Articulo de referencia

Súplicatio

En la religión romana antigua , una súplica era un día de oración pública en tiempos de crisis o de acción de gracias por la ayuda recibida. [ 1 ] Durante los días de oración pú...

En la religión romana antigua , una súplica era un día de oración pública en tiempos de crisis o de acción de gracias por la ayuda recibida. [ 1 ] Durante los días de oración pública, hombres, mujeres y niños romanos viajaban en procesión a lugares religiosos de la ciudad para orar por la ayuda divina. Las súplicas también podían ordenarse en respuesta a prodigios ( prodigia ) ; los participantes llevaban coronas, ramas de laurel y asistían a sacrificios en los recintos de los templos de toda la ciudad. [ 2 ]
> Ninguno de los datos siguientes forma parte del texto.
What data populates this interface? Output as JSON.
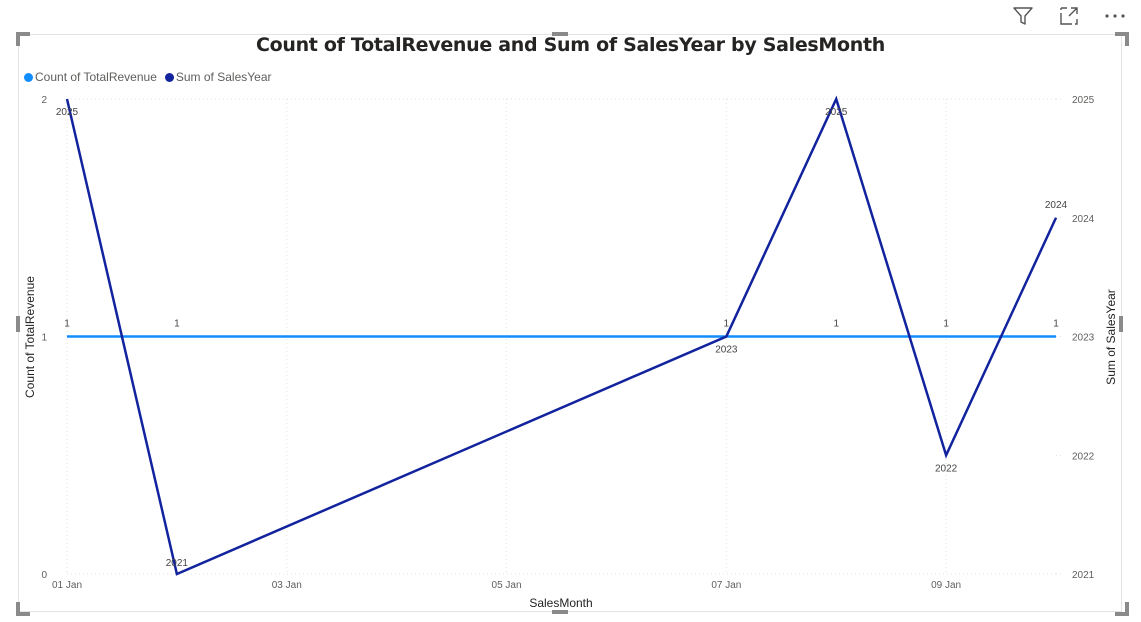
{
  "toolbar": {
    "filter_icon": "filter-icon",
    "focus_icon": "focus-mode-icon",
    "more_icon": "more-options-icon",
    "more_label": "···"
  },
  "chart_data": {
    "type": "line",
    "title": "Count of TotalRevenue and Sum of SalesYear by SalesMonth",
    "xlabel": "SalesMonth",
    "ylabel": "Count of TotalRevenue",
    "y2label": "Sum of SalesYear",
    "x": [
      "01 Jan",
      "02 Jan",
      "07 Jan",
      "08 Jan",
      "09 Jan",
      "10 Jan"
    ],
    "x_tick_labels": [
      "01 Jan",
      "03 Jan",
      "05 Jan",
      "07 Jan",
      "09 Jan"
    ],
    "ylim": [
      0,
      2
    ],
    "y_ticks": [
      0,
      1,
      2
    ],
    "y2lim": [
      2021,
      2025
    ],
    "y2_ticks": [
      2021,
      2022,
      2023,
      2024,
      2025
    ],
    "legend_position": "top-left",
    "grid": true,
    "series": [
      {
        "name": "Count of TotalRevenue",
        "axis": "left",
        "color": "#118DFF",
        "values": [
          1,
          1,
          1,
          1,
          1,
          1
        ],
        "labels": [
          "1",
          "1",
          "1",
          "1",
          "1",
          "1"
        ]
      },
      {
        "name": "Sum of SalesYear",
        "axis": "right",
        "color": "#12239E",
        "values": [
          2025,
          2021,
          2023,
          2025,
          2022,
          2024
        ],
        "labels": [
          "2025",
          "2021",
          "2023",
          "2025",
          "2022",
          "2024"
        ]
      }
    ]
  }
}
Supplicatio como forma de expresión religiosa tiene un significado distinto al de la definición general en inglés de súplica como acto de ruego tras una derrota militar o rendición, para lo cual se utilizaba más comúnmente la palabra latina submissio . [ 3 ]

Uso

Generalmente, se decretaba tan pronto como se recibía la noticia oficial de la victoria mediante una carta del general al mando. Su duración dependía de la importancia de la victoria. Existen menciones de celebraciones de acción de gracias que duraban cuarenta, cincuenta e incluso sesenta días.

A veces se decretaba por un solo día, pero lo más común era por tres o cinco días. La primera súplica de diez días se decretó en honor de Pompeyo al concluir la guerra contra Mitrídates , y otra de quince días tras la victoria de César sobre los belgas , un honor que, según el propio César, nunca se había concedido a nadie antes.

Posteriormente, tras su derrota de Vercingétorix , se decretó una súplica de veinte días . Desde entonces, el Senado parece haber aumentado con frecuencia el número de días simplemente por complacencia hacia el general.

Una súplica solía considerarse un preludio de un triunfo , pero no siempre iba seguida de uno, como recuerda Catón a Cicerón , en cuyo honor se había decretado una súplica . Este honor le fue conferido a Cicerón por haber sofocado la conspiración de Catilina , honor que nunca antes se había decretado a nadie en calidad de civil ( togatus ), como él mismo suele mencionar.

También se decretaba una suplicatio , una solemne súplica y humillación, en tiempos de peligro y angustia pública y a causa de prodigios para aplacar la ira de los dioses.

Referencias

  1. Frances Hickson Hahn, "Performing the Sacred: Prayers and Hymns", págs. 238, 247, y John Scheid , "Sacrifices for Gods and Ancestors", pág. 270, ambos en A Companion to Roman Religion (Blackwell, 2007).
  2. Veit Rosenberger, en "Actores religiosos en la vida cotidiana: prácticas y creencias relacionadas", en A Companion to Roman Religion, pág. 296.
  3. FS Naiden, "Súplica sobre monedas romanas", American Journal of Numismatics 15 (2003) 41–43.